I would say a CPU is more advance than a GPU just because most of a GPU is the same components over and over (so i think). Where a CPU has many more different components to be designed and linked together.
But i would personally like to see this kind of technology and process,
Computer
- x86 CPU
- GPU Card
- FPGA Card
- Sound Card
- In/Out Chipset
- RAM
- Storage
Where the big one there is the FPGA Card. What if a user could buy a reconfigurable card for the price of a GPU (in time if the with process get more accepted and more companies design these units). What would you do with such a card? My answer is ANYTHING. If there was a standard for this type card and the OS drivers, so any software can see what kind you have and how much area, and given bandwidth. The companies that write software and games and then just have a switch in their code if FPGA found, program custom circuit for "Fire Physics" for example. Now when the game starts "full focus" you would have your x86 running typical non-parallel code, gpu taking care of all the graphics, then you would have this custom circuit designed for the game form that game company doing a task they seem fit that would be too slow on a CPU to do. It could really be anything really, just give the software companies the option. There are so many options here, you can distribute the area so multi-programs have sections of the FPGA (new FPGA can do dynamic programming). I know my wording is most likely not the best, but i think you get the idea. Instant Application specific speedup for any kind of code that shows parallelism. Then i guess you would ask who would write/make these custom hardware circuit? Well if high-level synthesis isn't matured enough, then why not hire computer engineers and (digital) Electrical Engineers, there pay grade is pretty much the same as a software engineer, seem all logical to me?
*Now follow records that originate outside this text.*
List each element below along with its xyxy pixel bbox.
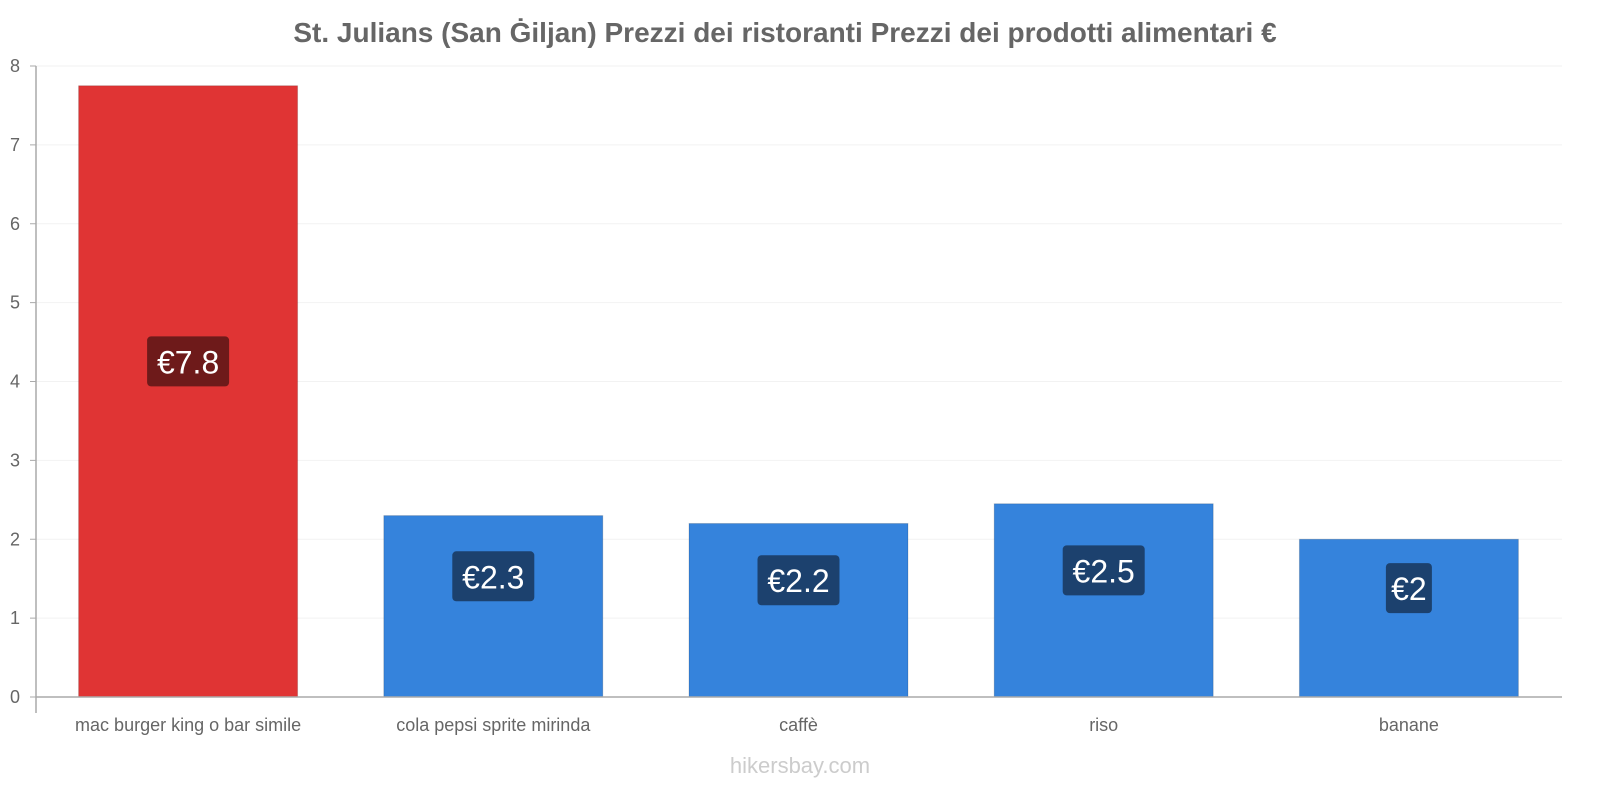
data-label-bg xyxy=(1062,545,1145,596)
y-tick-label: 1 xyxy=(10,608,20,628)
data-label: €2 xyxy=(1391,571,1427,607)
x-tick-label: riso xyxy=(1089,715,1118,735)
data-label-bg xyxy=(757,555,840,606)
y-tick-label: 7 xyxy=(10,135,20,155)
y-tick-label: 0 xyxy=(10,687,20,707)
x-tick-label: banane xyxy=(1379,715,1439,735)
bar xyxy=(383,515,604,698)
data-label-bg xyxy=(147,336,230,387)
watermark: hikersbay.com xyxy=(730,753,870,778)
data-label-bg xyxy=(452,551,535,602)
y-tick-label: 4 xyxy=(10,372,20,392)
bar xyxy=(688,522,909,698)
y-tick-label: 8 xyxy=(10,56,20,76)
data-label: €7.8 xyxy=(157,344,219,380)
data-label: €2.3 xyxy=(462,559,524,595)
chart-title: St. Julians (San Ġiljan) Prezzi dei rist… xyxy=(293,17,1277,48)
data-label: €2.2 xyxy=(767,563,829,599)
data-label-bg xyxy=(1385,563,1432,614)
y-tick-label: 3 xyxy=(10,450,20,470)
y-tick-label: 5 xyxy=(10,293,20,313)
bar xyxy=(1298,538,1519,698)
x-tick-label: cola pepsi sprite mirinda xyxy=(396,715,591,735)
y-tick-label: 2 xyxy=(10,529,20,549)
x-tick-label: caffè xyxy=(779,715,818,735)
data-label: €2.5 xyxy=(1073,553,1135,589)
bar xyxy=(78,85,299,698)
x-tick-label: mac burger king o bar simile xyxy=(75,715,301,735)
bar xyxy=(993,503,1214,698)
y-tick-label: 6 xyxy=(10,214,20,234)
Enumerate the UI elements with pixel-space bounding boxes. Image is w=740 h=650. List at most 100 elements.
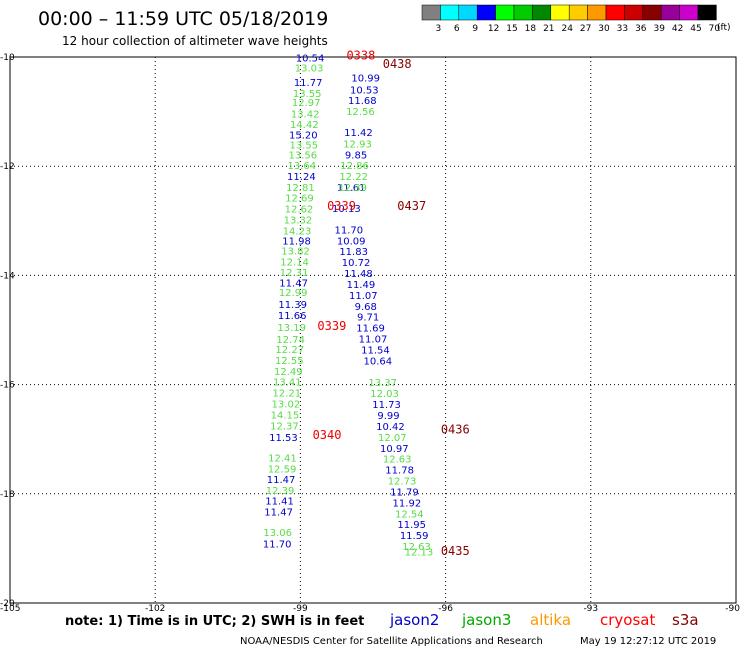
- wave-height-value: 12.54: [395, 509, 424, 520]
- wave-height-value: 14.42: [290, 120, 319, 131]
- legend-entry-jason3: jason3: [461, 611, 511, 629]
- color-scale-bar: 3 6 9 12 15 18 21 24 27 30 33 36 39 42 45 70: [421, 4, 721, 34]
- wave-height-value: 10.13: [332, 204, 361, 215]
- wave-height-value: 12.81: [286, 183, 315, 194]
- axis-ticks: -105 -102 -99 -96 -93 -90 -10 -12 -14 -16 -18 -20: [0, 53, 740, 614]
- wave-height-value: 11.70: [263, 539, 292, 550]
- color-scale-unit: (ft): [717, 23, 731, 33]
- wave-height-value: 9.71: [357, 313, 379, 324]
- color-scale-label: 39: [653, 24, 665, 34]
- wave-height-value: 11.95: [397, 520, 426, 531]
- wave-height-value: 12.63: [402, 542, 431, 553]
- wave-height-value: 11.47: [264, 508, 293, 519]
- wave-height-value: 14.23: [283, 226, 312, 237]
- color-scale-swatch: [642, 4, 662, 21]
- y-tick-label: -12: [0, 162, 15, 172]
- pass-time-label: 0438: [383, 57, 412, 71]
- wave-height-value: 11.42: [344, 128, 373, 139]
- wave-height-value: 10.09: [337, 236, 366, 247]
- wave-height-value: 13.32: [284, 216, 313, 227]
- wave-height-value: 11.47: [279, 278, 308, 289]
- wave-height-value: 11.48: [344, 269, 373, 280]
- wave-height-value: 12.22: [339, 172, 368, 183]
- wave-height-value: 12.37: [270, 421, 299, 432]
- pass-time-label: 0338: [346, 49, 375, 63]
- wave-height-value: 12.39: [338, 183, 367, 194]
- y-tick-label: -16: [0, 381, 15, 391]
- wave-height-value: 11.79: [390, 487, 419, 498]
- wave-height-value: 12.21: [273, 389, 302, 400]
- color-scale-label: 36: [635, 24, 647, 34]
- wave-height-value: 11.49: [347, 280, 376, 291]
- legend-entry-altika: altika: [530, 611, 571, 629]
- y-tick-label: -20: [0, 599, 15, 609]
- wave-height-value: 12.63: [383, 455, 412, 466]
- wave-height-value: 11.41: [265, 497, 294, 508]
- color-scale-label: 9: [472, 24, 478, 34]
- wave-height-value: 11.69: [356, 324, 385, 335]
- x-tick-label: -99: [293, 604, 308, 614]
- color-scale-swatch: [697, 4, 717, 21]
- wave-height-value: 11.83: [339, 247, 368, 258]
- wave-height-value: 12.99: [279, 288, 308, 299]
- pass-time-labels: 0338 0438 0339 0437 0339 0340 0436 0435: [313, 49, 470, 558]
- color-scale-label: 12: [488, 24, 499, 34]
- pass-time-label: 0339: [327, 199, 356, 213]
- color-scale-label: 21: [543, 24, 554, 34]
- satellite-legend: jason2 jason3 altika cryosat s3a: [389, 611, 699, 629]
- wave-height-value: 11.61: [337, 183, 366, 194]
- wave-height-value: 13.02: [272, 400, 301, 411]
- plot-grid: [10, 57, 736, 603]
- pass-time-label: 0435: [441, 544, 470, 558]
- wave-height-value: 11.07: [349, 291, 378, 302]
- wave-height-value: 12.97: [292, 98, 321, 109]
- wave-height-value: 12.73: [388, 477, 417, 488]
- x-tick-label: -93: [583, 604, 598, 614]
- wave-height-value: 12.55: [275, 356, 304, 367]
- wave-height-value: 11.07: [359, 335, 388, 346]
- wave-height-value: 11.66: [278, 311, 307, 322]
- x-tick-label: -96: [438, 604, 453, 614]
- wave-height-value: 10.53: [350, 86, 379, 97]
- pass-time-label: 0437: [397, 199, 426, 213]
- wave-height-value: 11.53: [269, 433, 298, 444]
- wave-height-value: 12.56: [346, 107, 375, 118]
- wave-height-value: 12.03: [370, 389, 399, 400]
- color-scale-swatch: [532, 4, 552, 21]
- wave-height-value: 13.19: [277, 323, 306, 334]
- footer-timestamp: May 19 12:27:12 UTC 2019: [580, 636, 716, 647]
- color-scale-label: 6: [454, 24, 460, 34]
- wave-height-value: 12.39: [266, 486, 295, 497]
- wave-height-value: 11.59: [400, 531, 429, 542]
- chart-subtitle: 12 hour collection of altimeter wave hei…: [62, 34, 328, 48]
- wave-height-value: 13.55: [293, 89, 322, 100]
- wave-height-value: 12.31: [280, 268, 309, 279]
- wave-height-value: 12.07: [378, 433, 407, 444]
- wave-height-value: 11.47: [267, 475, 296, 486]
- wave-height-value: 12.49: [274, 367, 303, 378]
- wave-height-value: 12.69: [285, 194, 314, 205]
- wave-height-value: 10.54: [296, 53, 325, 64]
- wave-height-value: 11.77: [294, 78, 323, 89]
- wave-height-value: 13.03: [295, 64, 324, 75]
- color-scale-swatch: [513, 4, 533, 21]
- pass-time-label: 0340: [313, 428, 342, 442]
- wave-height-value: 11.39: [278, 300, 307, 311]
- color-scale-label: 70: [709, 24, 721, 34]
- footer-note: note: 1) Time is in UTC; 2) SWH is in fe…: [65, 614, 364, 629]
- wave-height-value: 15.20: [289, 130, 318, 141]
- wave-height-value: 10.72: [342, 258, 371, 269]
- wave-height-value: 13.41: [273, 378, 302, 389]
- x-tick-label: -105: [0, 604, 20, 614]
- chart-title: 00:00 – 11:59 UTC 05/18/2019: [38, 8, 328, 30]
- wave-height-value: 13.42: [291, 110, 320, 121]
- wave-height-value: 10.64: [364, 356, 393, 367]
- x-tick-label: -90: [725, 604, 740, 614]
- color-scale-swatch: [605, 4, 625, 21]
- color-scale-label: 3: [436, 24, 442, 34]
- wave-height-value: 12.41: [268, 454, 297, 465]
- wave-height-value: 12.86: [340, 161, 369, 172]
- color-scale-swatch: [568, 4, 588, 21]
- wave-height-value: 13.06: [263, 528, 292, 539]
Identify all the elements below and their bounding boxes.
I know there is research being done so that this type of process is done completely behind the scenes, so you just have some software and the custom hardware with adept to the normal binary code to create speed up where needed and update the binary code going to the CPU, such devices called "Warp Processors",
http://www.cs.ucr.edu/~vahid/warp/. This research is great, and would be damn cool one day but i think there needs to be an slower approach to set in these types of devices and the possible speed-up into the computer industry as a whole not just the scientific and HPC crowd.
Just my thoughts, sorry if this is so off topic, but i think such an idea and device would help give user the power to run these types of loads instead of just waiting...... Also i am taking a Reconfigurable Computing Class right now and so all these types of idea are in my head of way to speed up typical things i do everyday and so i had to ramble to someone about one of them lol.